PER I LAVORATORI GIUSTIZIA E’ FATTA

DI NELLO BALZANO

Più volte su questa testata si è evidenziato il paradosso di una modifica dell’art. 92 del Codice di procedura civile, nel mese di settembre del 2014 il ministro della giustizia Orlando con un decreto aveva abolito la possibilità della compensazione delle spese, qualora un dipendente subisse una sentenza negativa davanti al giudice del lavoro.
In breve per il governo dell’epoca presieduto da Matteo Renzi, dopo aver cancellato diritti per i lavoratori con il Jobs Act, ad esempio l’art. 18 dello Statuto dei Lavoratori del 1970, con il decreto in questione indeboliva ulteriormente la possibilità del lavoratore colpito da un licenziamento, a suo vedere, illegittimo, se non riconosciuto subiva la condanna del pagamento obbligatorio delle spese legali sostenute dal datore di lavoro.

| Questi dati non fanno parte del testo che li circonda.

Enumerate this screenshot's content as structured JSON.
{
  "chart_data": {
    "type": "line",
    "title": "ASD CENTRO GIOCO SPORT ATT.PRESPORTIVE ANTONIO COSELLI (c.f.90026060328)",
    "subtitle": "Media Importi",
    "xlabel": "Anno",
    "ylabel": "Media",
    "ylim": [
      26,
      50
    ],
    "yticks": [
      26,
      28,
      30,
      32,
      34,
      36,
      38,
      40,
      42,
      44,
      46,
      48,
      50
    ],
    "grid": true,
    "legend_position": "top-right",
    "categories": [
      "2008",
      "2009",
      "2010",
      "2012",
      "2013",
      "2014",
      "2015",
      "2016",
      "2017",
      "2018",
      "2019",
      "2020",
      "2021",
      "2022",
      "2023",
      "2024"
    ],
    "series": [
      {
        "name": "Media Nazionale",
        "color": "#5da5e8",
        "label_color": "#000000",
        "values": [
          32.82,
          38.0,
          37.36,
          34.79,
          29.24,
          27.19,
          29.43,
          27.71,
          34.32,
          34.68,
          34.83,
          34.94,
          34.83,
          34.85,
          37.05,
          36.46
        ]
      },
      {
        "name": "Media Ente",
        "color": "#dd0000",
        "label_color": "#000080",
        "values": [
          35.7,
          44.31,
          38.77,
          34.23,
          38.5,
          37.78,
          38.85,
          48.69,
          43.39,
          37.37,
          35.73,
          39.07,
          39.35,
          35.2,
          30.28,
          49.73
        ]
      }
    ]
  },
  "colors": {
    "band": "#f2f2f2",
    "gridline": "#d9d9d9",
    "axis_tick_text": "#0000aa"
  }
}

Prima di quel momento il giudice poteva disporre a sua discrezionalità, seguendo un principio di equità tra le parti, ovvero riconoscere alla parte più debole di verificare la legittimità di un provvedimento, senza per questo subirne ulteriori salassi economici in caso di sconfitta ovvero ognuno si pagava le proprie spese.
Non è un caso infatti se dall’entrata in vigore del decreto del 12 settembre 2014 sono calati drasticamente i ricorsi dei lavoratori in tribunale, praticamente gli avvocati spesso convenzionati con le strutture sindacali dovevano studiare approfonditamente i ricorsi, avviando le pratiche in tribunale solo se ci fossero state possibilità di vittoria vicine al 100%.

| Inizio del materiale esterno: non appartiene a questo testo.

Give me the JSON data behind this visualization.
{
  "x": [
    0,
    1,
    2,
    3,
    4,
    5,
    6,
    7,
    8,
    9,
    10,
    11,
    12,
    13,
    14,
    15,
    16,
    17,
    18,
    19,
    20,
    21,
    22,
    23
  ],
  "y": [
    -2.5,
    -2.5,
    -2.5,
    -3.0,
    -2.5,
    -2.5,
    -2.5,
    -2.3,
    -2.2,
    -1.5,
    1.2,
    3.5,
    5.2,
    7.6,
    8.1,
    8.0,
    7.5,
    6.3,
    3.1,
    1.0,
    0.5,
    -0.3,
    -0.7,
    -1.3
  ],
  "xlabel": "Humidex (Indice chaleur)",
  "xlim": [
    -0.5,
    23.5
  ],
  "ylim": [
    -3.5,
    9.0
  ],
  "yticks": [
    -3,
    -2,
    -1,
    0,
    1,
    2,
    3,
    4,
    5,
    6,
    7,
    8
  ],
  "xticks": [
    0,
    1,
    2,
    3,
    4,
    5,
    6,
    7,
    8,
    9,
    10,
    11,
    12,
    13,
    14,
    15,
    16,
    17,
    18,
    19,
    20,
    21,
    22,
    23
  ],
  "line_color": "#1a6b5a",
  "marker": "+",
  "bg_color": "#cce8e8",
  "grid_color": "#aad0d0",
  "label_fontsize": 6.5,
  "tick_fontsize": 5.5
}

Finalmente il 19 aprile scorso la Corte Costituzionale ha riconosciuto l’illegittimità di quel provvedimento, motivandolo semplicemente nel diritto di un lavoratore di intentare un ricorso senza necessariamente essere a conoscenza dei minimi particolari che giustificassero il provvedimento a suo sfavore.

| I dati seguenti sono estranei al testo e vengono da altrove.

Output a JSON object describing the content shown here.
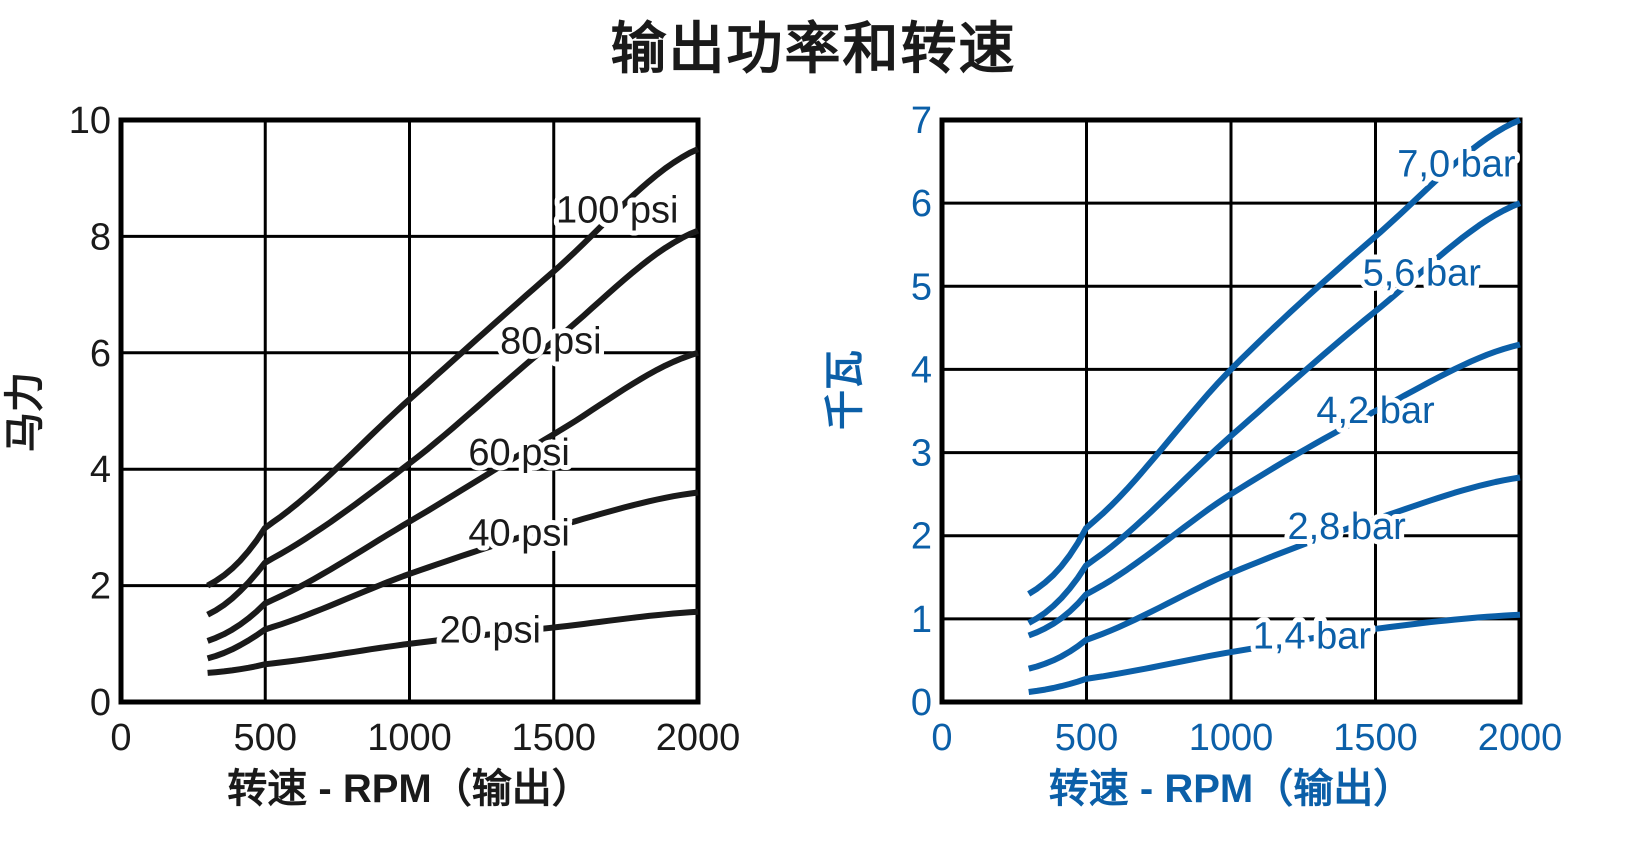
{
  "title": "输出功率和转速",
  "chart_data": [
    {
      "type": "line",
      "color": "#1a1a1a",
      "xlabel": "转速 - RPM（输出）",
      "ylabel": "马力",
      "xlim": [
        0,
        2000
      ],
      "ylim": [
        0,
        10
      ],
      "xticks": [
        0,
        500,
        1000,
        1500,
        2000
      ],
      "yticks": [
        0,
        2,
        4,
        6,
        8,
        10
      ],
      "xtick_labels": [
        "0",
        "500",
        "1000",
        "1500",
        "2000"
      ],
      "ytick_labels": [
        "0",
        "2",
        "4",
        "6",
        "8",
        "10"
      ],
      "grid": true,
      "series": [
        {
          "name": "20 psi",
          "x": [
            300,
            500,
            1000,
            1500,
            2000
          ],
          "y": [
            0.5,
            0.65,
            1.0,
            1.28,
            1.55
          ]
        },
        {
          "name": "40 psi",
          "x": [
            300,
            500,
            1000,
            1500,
            2000
          ],
          "y": [
            0.75,
            1.25,
            2.2,
            3.0,
            3.6
          ]
        },
        {
          "name": "60 psi",
          "x": [
            300,
            500,
            1000,
            1500,
            2000
          ],
          "y": [
            1.05,
            1.7,
            3.1,
            4.6,
            6.0
          ]
        },
        {
          "name": "80 psi",
          "x": [
            300,
            500,
            1000,
            1500,
            2000
          ],
          "y": [
            1.5,
            2.4,
            4.1,
            6.2,
            8.1
          ]
        },
        {
          "name": "100 psi",
          "x": [
            300,
            500,
            1000,
            1500,
            2000
          ],
          "y": [
            2.0,
            3.0,
            5.2,
            7.4,
            9.5
          ]
        }
      ]
    },
    {
      "type": "line",
      "color": "#0b5fa8",
      "xlabel": "转速 - RPM（输出）",
      "ylabel": "千瓦",
      "xlim": [
        0,
        2000
      ],
      "ylim": [
        0,
        7
      ],
      "xticks": [
        0,
        500,
        1000,
        1500,
        2000
      ],
      "yticks": [
        0,
        1,
        2,
        3,
        4,
        5,
        6,
        7
      ],
      "xtick_labels": [
        "0",
        "500",
        "1000",
        "1500",
        "2000"
      ],
      "ytick_labels": [
        "0",
        "1",
        "2",
        "3",
        "4",
        "5",
        "6",
        "7"
      ],
      "grid": true,
      "series": [
        {
          "name": "1,4 bar",
          "x": [
            300,
            500,
            1000,
            1500,
            2000
          ],
          "y": [
            0.12,
            0.28,
            0.6,
            0.88,
            1.05
          ]
        },
        {
          "name": "2,8 bar",
          "x": [
            300,
            500,
            1000,
            1500,
            2000
          ],
          "y": [
            0.4,
            0.75,
            1.55,
            2.2,
            2.7
          ]
        },
        {
          "name": "4,2 bar",
          "x": [
            300,
            500,
            1000,
            1500,
            2000
          ],
          "y": [
            0.8,
            1.3,
            2.5,
            3.5,
            4.3
          ]
        },
        {
          "name": "5,6 bar",
          "x": [
            300,
            500,
            1000,
            1500,
            2000
          ],
          "y": [
            0.95,
            1.65,
            3.2,
            4.7,
            6.0
          ]
        },
        {
          "name": "7,0 bar",
          "x": [
            300,
            500,
            1000,
            1500,
            2000
          ],
          "y": [
            1.3,
            2.1,
            4.0,
            5.6,
            7.0
          ]
        }
      ]
    }
  ]
}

Un atto di giustizia che dà la possibilità a tutti i lavoratori, quindi, anche di vedere riconosciute le indennità di licenziamento del Jobs Act nella sua interezza, senza subire l’ulteriore umiliazione di vedersi decurtare cifre considerevoli se si decidesse di non ricorrere, così come previsto dalla legge più controversa del governo Renzi.
Ristabilita quindi l’uguaglianza davanti alla legge, in questo caso, tra le parti in causa, ovvero la possibilità di poter usufruire di un fondamentale strumento previsto dalla nostra Costituzione, privilegiarsi del giudizio di un tribunale, senza incorrere in ulteriori pesanti penalizzazioni per la parte più debole, rispetto a chi ha notevoli capacità economiche.